Once energy is solved, 'Cooling' will emerge as the primary hard-tech bottleneck for data centers, sparking a wave of innovation in thermal management.
AI pricing models will evolve to capture consumer surplus through price discrimination—offering low-cost/ad-supported tiers for the masses and high-cost ($200-$300/month) subscriptions for power users.
Risks & Pitfalls
Potential downsides and areas of caution for investors and operators.
Low switching costs for B2B API wrappers: Businesses built solely on accessing a model (e.g., developers hitting an API) have low stickiness compared to consumer apps or integrated enterprise workflows.
Surplus leakage to end customers: Due to intense competition and difficulty in measuring 'task completion' value, AI companies may fail to capture the economic value they create, passing the savings entirely to the customer (similar to the steam engine).
The Gross Margin Tolerance Thesis: Investors are currently lenient on lower gross margins for AI application companies. The thesis is that competitive pressure among model providers (OpenAI, Anthropic, Google) will continue to drive inference costs down, naturally repairing application margins over time without needing to raise prices. Why it matters: Valuation frameworks for AI SaaS are adjusting to prioritize growth and retention over immediate gross margin perfection, contingent on model commoditization. Evidence: I'd say relative to like mature SaaS apps, we probably are a little bit more lenient on assessing a company's gross margin today because we strongly believe that their input costs are going to go down over time.

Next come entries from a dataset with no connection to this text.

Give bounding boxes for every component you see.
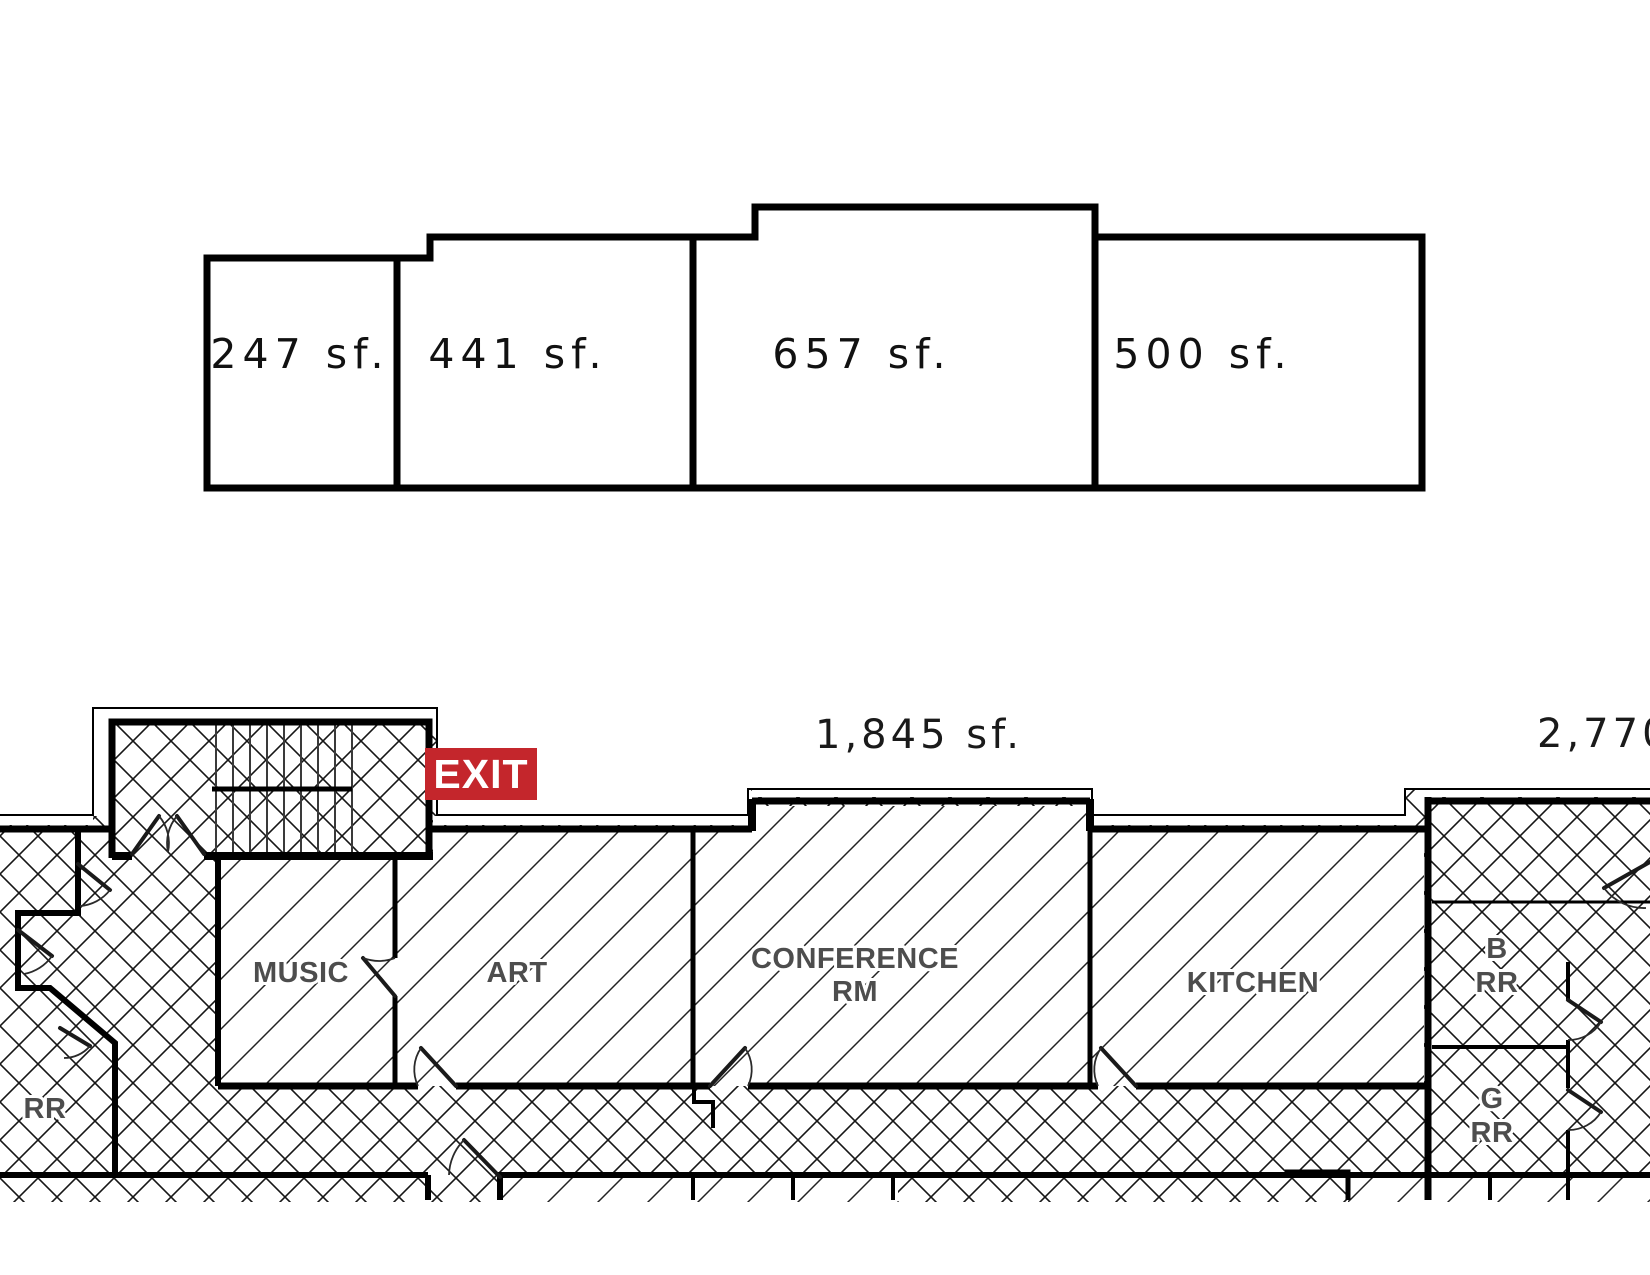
exit-sign: EXIT — [425, 748, 537, 800]
floor-plan: EXIT 1,845 sf. 2,770 MUSIC ART CONFERENC… — [0, 708, 1650, 1202]
suite-4-area-label: 500 sf. — [1113, 330, 1292, 378]
floorplan-page: 247 sf. 441 sf. 657 sf. 500 sf. — [0, 0, 1650, 1275]
music-room-label: MUSIC — [253, 957, 349, 989]
conference-room-label-line1: CONFERENCE — [751, 943, 959, 975]
suite-1-area-label: 247 sf. — [210, 330, 389, 378]
exit-sign-label: EXIT — [433, 751, 528, 797]
b-rr-label-line1: B — [1486, 933, 1507, 965]
g-rr-label-line1: G — [1480, 1083, 1503, 1115]
art-room-label: ART — [486, 957, 547, 989]
b-rr-label-line2: RR — [1476, 967, 1519, 999]
suite-3-area-label: 657 sf. — [772, 330, 951, 378]
floorplan-drawing: 247 sf. 441 sf. 657 sf. 500 sf. — [0, 0, 1650, 1275]
kitchen-room-label: KITCHEN — [1187, 967, 1319, 999]
kitchen-room — [1090, 830, 1424, 1086]
center-suite-area-label: 1,845 sf. — [815, 712, 1023, 758]
g-rr-label-line2: RR — [1471, 1117, 1514, 1149]
suite-schematic: 247 sf. 441 sf. 657 sf. 500 sf. — [207, 207, 1422, 488]
right-suite-area-label: 2,770 — [1537, 711, 1650, 757]
conference-room-label-line2: RM — [832, 976, 878, 1008]
left-rr-label: RR — [24, 1093, 67, 1125]
suite-2-area-label: 441 sf. — [428, 330, 607, 378]
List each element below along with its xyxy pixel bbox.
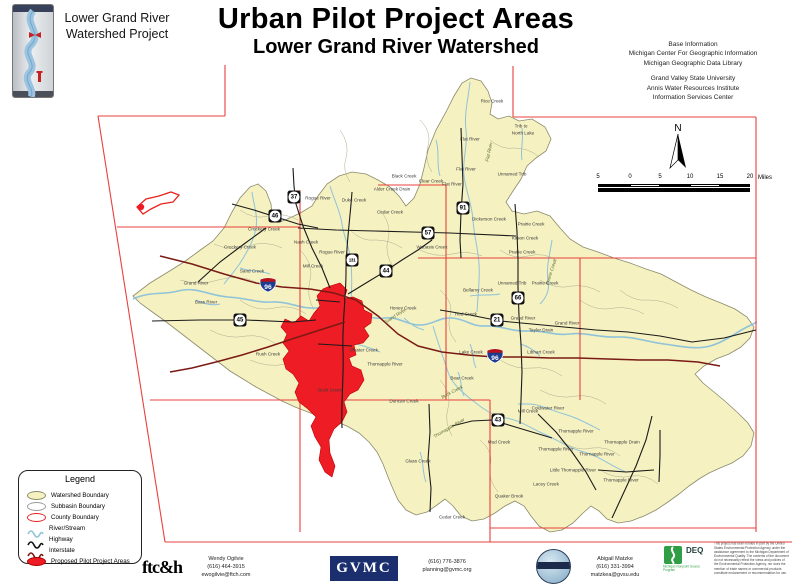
county-swatch — [27, 513, 46, 522]
legend-item-label: Highway — [49, 536, 73, 543]
subbasin-swatch — [27, 502, 46, 511]
pilot-area-springlake — [137, 192, 179, 214]
highway-swatch — [27, 536, 44, 543]
legend-item-label: Watershed Boundary — [51, 492, 109, 499]
interstate-swatch — [27, 547, 44, 554]
watershed-swatch — [27, 491, 46, 500]
watershed-polygon — [133, 78, 754, 532]
legend: Legend Watershed Boundary Subbasin Bound… — [18, 470, 142, 564]
legend-item-label: River/Stream — [49, 525, 85, 532]
legend-item-label: County Boundary — [51, 514, 99, 521]
legend-item-label: Interstate — [49, 547, 75, 554]
legend-item-label: Subbasin Boundary — [51, 503, 105, 510]
pilot-area-swatch — [27, 557, 46, 566]
legend-item-label: Proposed Pilot Project Areas — [51, 558, 130, 565]
river-swatch — [27, 525, 44, 532]
legend-title: Legend — [19, 474, 141, 484]
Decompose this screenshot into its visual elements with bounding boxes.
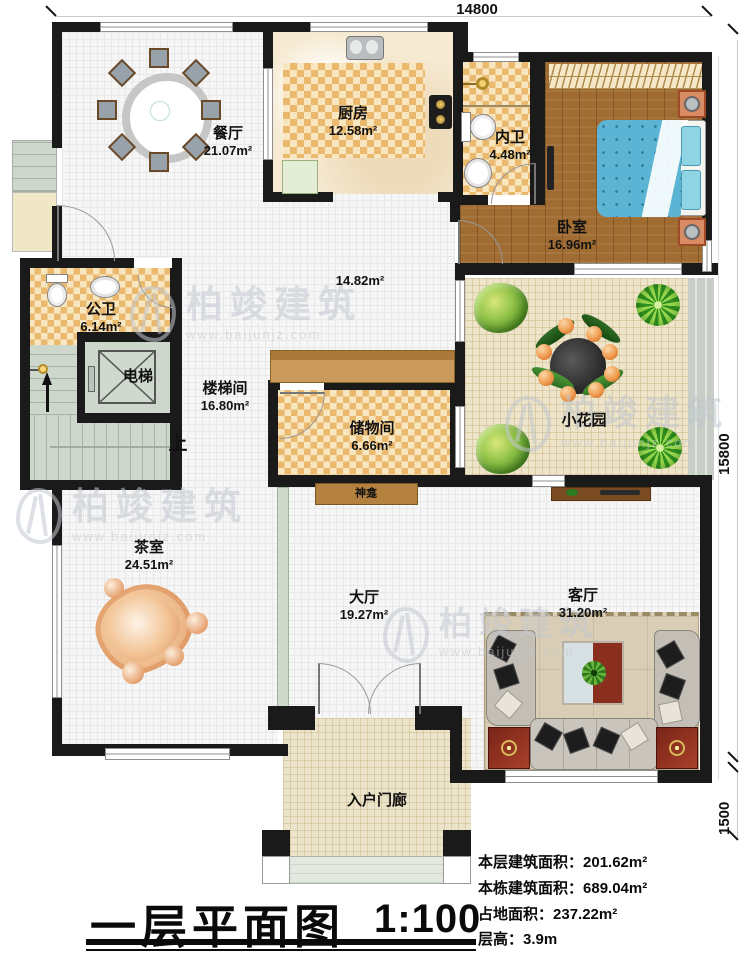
stat-value: 237.22m² [553, 906, 617, 923]
porch-base-block [443, 856, 471, 884]
centerpiece-fruit [586, 326, 602, 342]
centerpiece-fruit [538, 370, 554, 386]
kitchen-door-opening [263, 68, 273, 160]
centerpiece-fruit [588, 382, 604, 398]
room-area: 4.48m² [489, 147, 530, 163]
window [455, 280, 465, 342]
dimension-line-top [55, 16, 711, 17]
room-name: 餐厅 [213, 125, 243, 142]
nightstand-lamp [684, 224, 700, 240]
dimension-top-value: 14800 [442, 1, 512, 18]
porch-base-block [262, 856, 290, 884]
room-name: 楼梯间 [202, 380, 247, 397]
room-name: 厨房 [338, 105, 368, 122]
room-name: 神龛 [355, 487, 377, 499]
stat-label: 层高： [478, 931, 523, 948]
dimension-tick [727, 23, 738, 34]
garden-palm [638, 427, 682, 469]
room-label-tea: 茶室 24.51m² [125, 539, 173, 573]
sideboard-tv [600, 490, 640, 495]
room-label-dining: 餐厅 21.07m² [204, 125, 252, 159]
wardrobe [549, 64, 702, 89]
wall-segment [77, 342, 85, 413]
room-name: 储物间 [349, 420, 394, 437]
stat-label: 本层建筑面积： [478, 854, 583, 871]
room-area: 21.07m² [204, 143, 252, 159]
coffee-table-plant [582, 661, 606, 685]
sofa-pillow [658, 700, 683, 725]
dimension-line-right [737, 40, 738, 762]
sideboard-plant [566, 489, 578, 496]
stove-burner [436, 115, 445, 124]
bed-pillow [681, 126, 701, 166]
centerpiece-fruit [560, 386, 576, 402]
cabinet-emblem [501, 740, 517, 756]
room-label-public-bath: 公卫 6.14m² [80, 301, 121, 335]
contour-line-right [718, 56, 719, 780]
dining-chair [149, 152, 169, 172]
room-area: 16.80m² [201, 398, 249, 414]
bed-pillow [681, 170, 701, 210]
room-name: 卧室 [557, 219, 587, 236]
bath-sink [90, 276, 120, 298]
room-area: 6.14m² [80, 319, 121, 335]
wall-segment [438, 192, 463, 202]
window [310, 22, 428, 32]
dining-chair [201, 100, 221, 120]
shower-head [476, 77, 489, 90]
dining-chair [97, 100, 117, 120]
stairs-divider [50, 446, 170, 448]
porch-pillar [262, 830, 290, 856]
room-area: 16.96m² [548, 237, 596, 253]
stat-value: 201.62m² [583, 854, 647, 871]
window [52, 545, 62, 698]
room-label-garden: 小花园 [561, 412, 606, 430]
room-label-porch: 入户门廊 [347, 792, 407, 810]
room-name: 大厅 [349, 589, 379, 606]
room-name: 入户门廊 [347, 792, 407, 809]
stat-row: 占地面积：237.22m² [478, 902, 647, 928]
plan-scale: 1:100 [374, 897, 481, 942]
elevator-handle [88, 366, 95, 392]
tv-panel [547, 146, 554, 190]
title-underline [86, 939, 476, 945]
room-area: 14.82m² [336, 273, 384, 288]
exterior-stairs [12, 140, 57, 192]
stat-label: 占地面积： [478, 906, 553, 923]
floor-plan-page: 餐厅 21.07m² 厨房 12.58m² 内卫 4.48m² 卧室 16.96… [0, 0, 750, 958]
room-label-inner-bath: 内卫 4.48m² [489, 129, 530, 163]
porch-pillar [443, 830, 471, 856]
garden-centerpiece [528, 318, 628, 414]
window [473, 52, 519, 62]
room-area: 6.66m² [349, 438, 394, 454]
tea-room-pebble [122, 662, 144, 684]
room-area: 12.58m² [329, 123, 377, 139]
stairs-lower-flight [22, 415, 170, 483]
dimension-tick [727, 761, 738, 772]
porch-pillar [268, 706, 315, 730]
dimension-right-lower-value: 1500 [716, 780, 733, 835]
window [574, 263, 682, 275]
wall-segment [700, 487, 712, 783]
room-label-living: 客厅 31.20m² [559, 587, 607, 621]
dining-table-center [150, 101, 170, 121]
centerpiece-fruit [604, 366, 620, 382]
room-area: 24.51m² [125, 557, 173, 573]
wall-segment [20, 268, 30, 490]
console-counter [270, 350, 455, 383]
window [505, 770, 658, 783]
stat-label: 本栋建筑面积： [478, 880, 583, 897]
window [105, 748, 230, 760]
kitchen-sink-bowl [350, 40, 362, 54]
room-name: 小花园 [561, 412, 606, 429]
nightstand-lamp [684, 96, 700, 112]
room-label-hall: 大厅 19.27m² [340, 589, 388, 623]
centerpiece-fruit [602, 344, 618, 360]
room-label-kitchen: 厨房 12.58m² [329, 105, 377, 139]
shower-pipe [463, 83, 477, 85]
toilet-tank [46, 274, 68, 283]
dining-chair [149, 48, 169, 68]
room-name: 电梯 [123, 368, 153, 385]
room-name: 内卫 [495, 129, 525, 146]
room-name: 客厅 [568, 587, 598, 604]
room-label-bedroom: 卧室 16.96m² [548, 219, 596, 253]
centerpiece-fruit [536, 344, 552, 360]
wall-segment [458, 475, 712, 487]
dimension-line-right-lower [737, 772, 738, 840]
stairs-up-arrow-stem [46, 384, 49, 412]
corridor-area-label: 14.82m² [336, 273, 384, 289]
exterior-landing [12, 192, 57, 252]
stat-row: 层高：3.9m [478, 927, 647, 953]
wall-segment [52, 487, 62, 549]
centerpiece-fruit [558, 318, 574, 334]
toilet-bowl [47, 283, 67, 307]
kitchen-sink-bowl [366, 40, 378, 54]
door-opening [134, 258, 172, 268]
room-name: 茶室 [134, 539, 164, 556]
shrine-label: 神龛 [355, 487, 377, 500]
stairs-up-label: 上 [168, 434, 187, 457]
bath-sink [464, 158, 492, 188]
tea-hall-partition [277, 487, 289, 711]
shower-divider [463, 105, 530, 107]
building-stats: 本层建筑面积：201.62m² 本栋建筑面积：689.04m² 占地面积：237… [478, 850, 647, 953]
cabinet-emblem [669, 740, 685, 756]
wall-segment [20, 480, 182, 490]
room-area: 19.27m² [340, 607, 388, 623]
tea-room-pebble [186, 612, 208, 634]
tea-room-pebble [104, 578, 124, 598]
wall-segment [268, 380, 278, 487]
dimension-tick [45, 5, 56, 16]
window [100, 22, 233, 32]
kitchen-cabinet [282, 160, 318, 194]
stat-value: 689.04m² [583, 880, 647, 897]
stat-value: 3.9m [523, 931, 557, 948]
room-name: 公卫 [86, 301, 116, 318]
window [455, 406, 465, 468]
garden-palm [636, 284, 680, 326]
dimension-tick [701, 5, 712, 16]
room-label-storage: 储物间 6.66m² [349, 420, 394, 454]
stove-burner [436, 100, 445, 109]
title-underline-thin [86, 949, 476, 951]
room-label-elevator: 电梯 [123, 368, 153, 386]
garden-glass-strip [688, 278, 714, 480]
room-area: 31.20m² [559, 605, 607, 621]
room-label-stairwell: 楼梯间 16.80m² [201, 380, 249, 414]
stat-row: 本层建筑面积：201.62m² [478, 850, 647, 876]
wall-segment [77, 413, 182, 423]
tea-room-pebble [164, 646, 184, 666]
wall-segment [52, 22, 62, 148]
window [532, 475, 565, 487]
up-text: 上 [168, 434, 187, 455]
stat-row: 本栋建筑面积：689.04m² [478, 876, 647, 902]
plan-title: 一层平面图 [90, 891, 345, 957]
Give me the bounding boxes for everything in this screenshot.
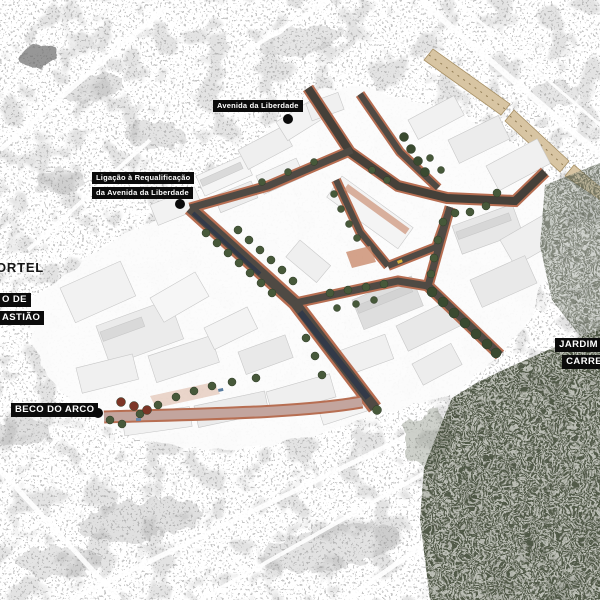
marker-dot-ligacao <box>175 199 185 209</box>
label-cortel: ORTEL <box>0 260 44 275</box>
label-avenida-da-liberdade: Avenida da Liberdade <box>213 100 303 112</box>
label-jardim-line1: JARDIM <box>555 338 600 352</box>
label-sebastiao-line1: O DE <box>0 293 31 307</box>
label-ligacao-line1: Ligação à Requalificação <box>92 172 194 184</box>
marker-dot-beco <box>93 408 103 418</box>
label-jardim-line2: CARREI <box>562 355 600 369</box>
masterplan-map: Avenida da Liberdade Ligação à Requalifi… <box>0 0 600 600</box>
label-sebastiao-line2: ASTIÃO <box>0 311 44 325</box>
label-ligacao-line2: da Avenida da Liberdade <box>92 187 193 199</box>
marker-dot-avenida <box>283 114 293 124</box>
label-beco-do-arco: BECO DO ARCO <box>11 403 98 417</box>
map-artwork <box>0 0 600 600</box>
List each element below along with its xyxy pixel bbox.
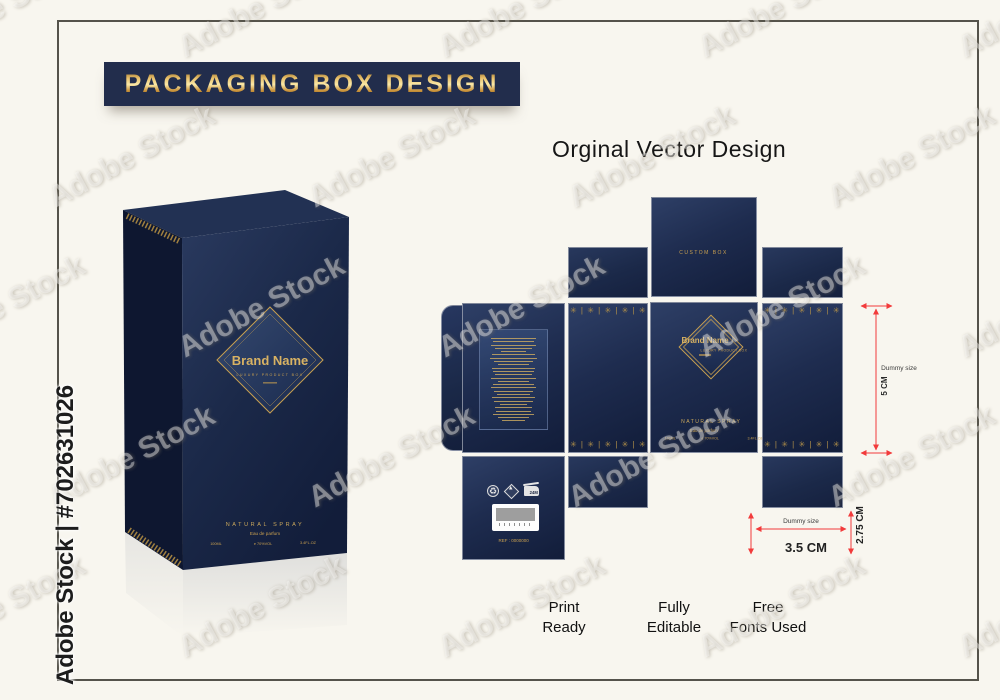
dieline-eau-de-parfum: Eau de parfum	[690, 429, 718, 432]
dieline-flap-bottom-left	[568, 456, 648, 508]
dieline-front-panel: Brand Name LUXURY PRODUCT BOX NATURAL SP…	[650, 302, 758, 453]
box-3d-mockup: Brand Name LUXURY PRODUCT BOX NATURAL SP…	[110, 185, 360, 655]
ornament-border-top: ✳ | ✳ | ✳ | ✳ | ✳ | ✳ | ✳ | ✳ | ✳ | ✳ | …	[570, 306, 646, 316]
dieline-side-panel-right: ✳ | ✳ | ✳ | ✳ | ✳ | ✳ | ✳ | ✳ | ✳ | ✳ | …	[762, 303, 843, 453]
ornament-border-bottom: ✳ | ✳ | ✳ | ✳ | ✳ | ✳ | ✳ | ✳ | ✳ | ✳ | …	[764, 440, 841, 450]
barcode-bars	[496, 508, 535, 521]
flame-glyph: ▲	[508, 485, 514, 491]
flammable-diamond-icon: ▲	[504, 483, 520, 499]
feature-print-ready: Print Ready	[514, 598, 614, 638]
ref-number-wrap: REF : 0000000	[463, 535, 564, 543]
feature-free-fonts-used: Free Fonts Used	[706, 598, 830, 638]
barcode	[492, 504, 539, 531]
ornament-border-top: ✳ | ✳ | ✳ | ✳ | ✳ | ✳ | ✳ | ✳ | ✳ | ✳ | …	[764, 306, 841, 316]
dieline-flap-bottom-right	[762, 456, 843, 508]
dieline-natural-spray-wrap: NATURAL SPRAY	[651, 416, 757, 424]
box-natural-spray: NATURAL SPRAY	[226, 522, 305, 528]
dieline-bottom-panel: ♻ ▲ 24M REF : 0000000	[462, 456, 565, 560]
box-brand-name: Brand Name	[232, 353, 309, 368]
dieline-brand-tagline-wrap: LUXURY PRODUCT BOX	[655, 345, 755, 352]
box-volume-ml: 100ML	[210, 542, 222, 546]
dieline-volume-ml: 100ML	[665, 438, 676, 441]
custom-box-label: CUSTOM BOX	[680, 250, 729, 256]
dieline-volume-row: 100ML e 70%VOL 3.4FL.OZ	[655, 435, 753, 443]
period-after-opening-24m-icon: 24M	[524, 486, 539, 496]
ornament-border-bottom: ✳ | ✳ | ✳ | ✳ | ✳ | ✳ | ✳ | ✳ | ✳ | ✳ | …	[570, 440, 646, 450]
page-title: PACKAGING BOX DESIGN	[125, 70, 500, 99]
dieline-flap-top-right	[762, 247, 843, 298]
box-brand-subline	[263, 382, 277, 384]
box-volume-e: e 70%VOL	[254, 542, 272, 546]
dieline-side-panel-left: ✳ | ✳ | ✳ | ✳ | ✳ | ✳ | ✳ | ✳ | ✳ | ✳ | …	[568, 303, 648, 453]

Workflow Integration as the True Moat: Raw model access is not sticky; developers switch providers via API calls instantly. True durability comes from 'boring' software principles: deep workflow integration, rules engines, and proprietary data moats (e.g., medical scribing, customer support rules). Why it matters: Investments based solely on model performance are fragile; durability requires embedding the AI into complex, hard-to-rip-out business processes. Evidence: If there's a new coding model that comes along that's better... our coding companies we'll just switch and it's pretty easy to do because it's an API call... The stickiness comes in the form like in software... integrations, rules, engines, workflows.